Dominko’s areas of interest include nuclear reprogramming and gene expression; regenerative biology; and epigenetics, or gene changes unrelated to an individual’s DNA sequence.
Though personal reasons did not drive Dominko’s choosing this area of science, its rewards, she says, are immense. Practical applications of stem cell biology, she says, can include cases of stroke, diseases of blood vessels, Parkinson’s disease, and spinal cord injuries. “Anywhere where the cells of a tissue have died,” she says, adding traumatic bone or muscle injuries to the list.
Dominko — who was born in Slovenia — came to the U.S. in 1990, after earning her master’s in large animal reproduction and obstetrics and a doctor of veterinary medicine degree in her native country. Then she began researching schools overseas.
“[The University of Wisconsin-Madison] had one of the best labs in the world for animal embryology, embryo transfer and animal nuclear transfer or cloning,” she says. She went on to earn a PhD in endocrinology and reproductive physiology from the university and to conduct postgraduate work at UW-Madison and at Oregon Health Sciences University in Portland.
Dominko arrived at WPI in 2008 as an associate professor, and received tenure last year. She originally came to Worcester as a researcher for Advanced Cell Technology in Marlborough.
Center For Biomedical Sciences
The award — presented to Dominko last month in Slovenia by President Borut Pahor — was also to recognize her efforts in bridging the gap and connecting WPI students with counterparts and colleagues in the southern Central European country.
The Center for Biomedical Sciences at the University of Nova Gorica in Slovenia, which was opened last year with Dominko at the helm, is evidence of her work in this regard. The center now employs a staff of seven. The facility hosted a group of WPI students this past term, who are now finishing up MQPs.
The center is serving as a link between WPI and Slovenia as far as WPI faculty, too, says Dominko, with WPI’s Marsha Rolle, assistant professor of biomedical engineering; Terri Camesano, professor of chemical engineering; Glenn Gaudette, associate professor of biomedical engineering; Ray Page, assistant professor of biomedical engineering; and John Bergendahl and Fred Hart, associate professors of civil and environmental engineering, taking part in summer training programs and/or research collaborations.
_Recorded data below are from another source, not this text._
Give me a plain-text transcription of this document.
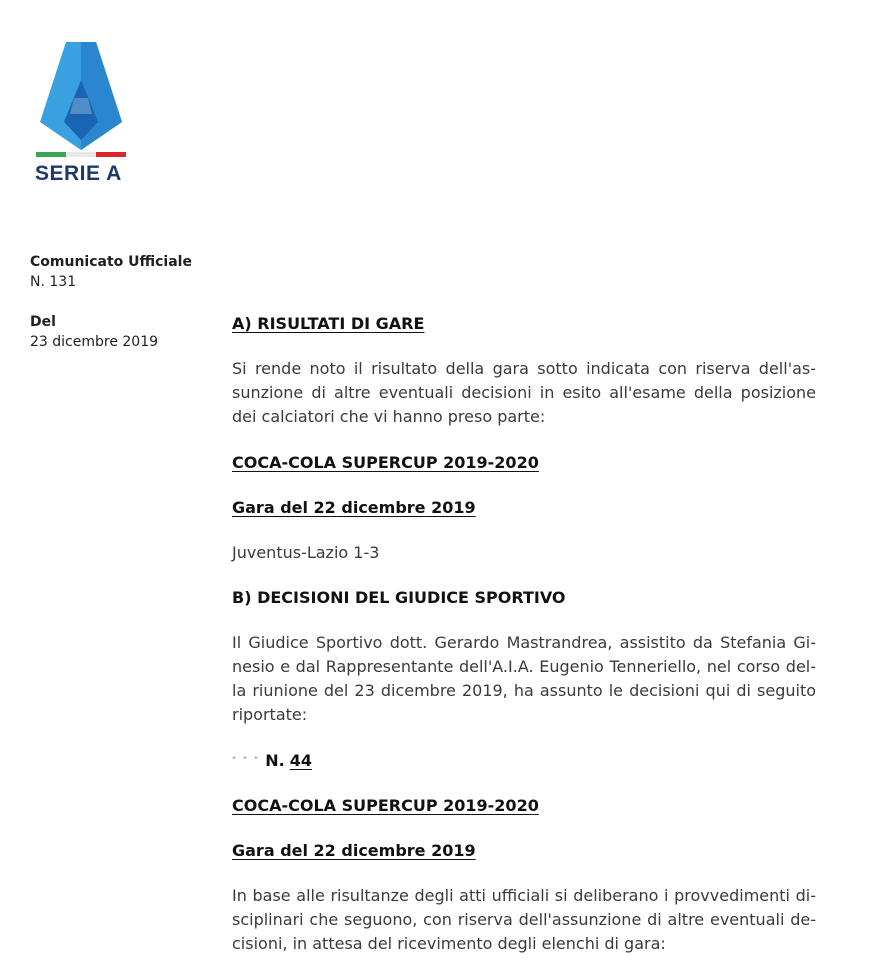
SERIE A
Comunicato Ufficiale
N. 131
Del
23 dicembre 2019
A) RISULTATI DI GARE

Si rende noto il risultato della gara sotto indicata con riserva dell'as-sunzione di altre eventuali decisioni in esito all'esame della posizione dei calciatori che vi hanno preso parte:

COCA-COLA SUPERCUP 2019-2020
Gara del 22 dicembre 2019
Juventus-Lazio 1-3
B) DECISIONI DEL GIUDICE SPORTIVO

Il Giudice Sportivo dott. Gerardo Mastrandrea, assistito da Stefania Gi-nesio e dal Rappresentante dell'A.I.A. Eugenio Tenneriello, nel corso del-la riunione del 23 dicembre 2019, ha assunto le decisioni qui di seguito riportate:

" " " N. 44
COCA-COLA SUPERCUP 2019-2020
Gara del 22 dicembre 2019

In base alle risultanze degli atti ufficiali si deliberano i provvedimenti di-sciplinari che seguono, con riserva dell'assunzione di altre eventuali de-cisioni, in attesa del ricevimento degli elenchi di gara:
Down the line, Dominko wants to make the center broad-reaching and multifaceted. “We would like to make it a truly international training,” she says. “We hope that the center will grow into an International Center for Aging Research.”
She says plans include undergraduate and graduate programs; summer courses, workshops and seminars; resident and visiting scientists from all over the world; and a translational medicine center “working with companies and clinicians to bring some research developments to patients.”
In the meantime, “That the people of my homeland recognized the value of what we have been doing here gave me a sweet feeling inside,” Dominko told HispanicBusiness about her award.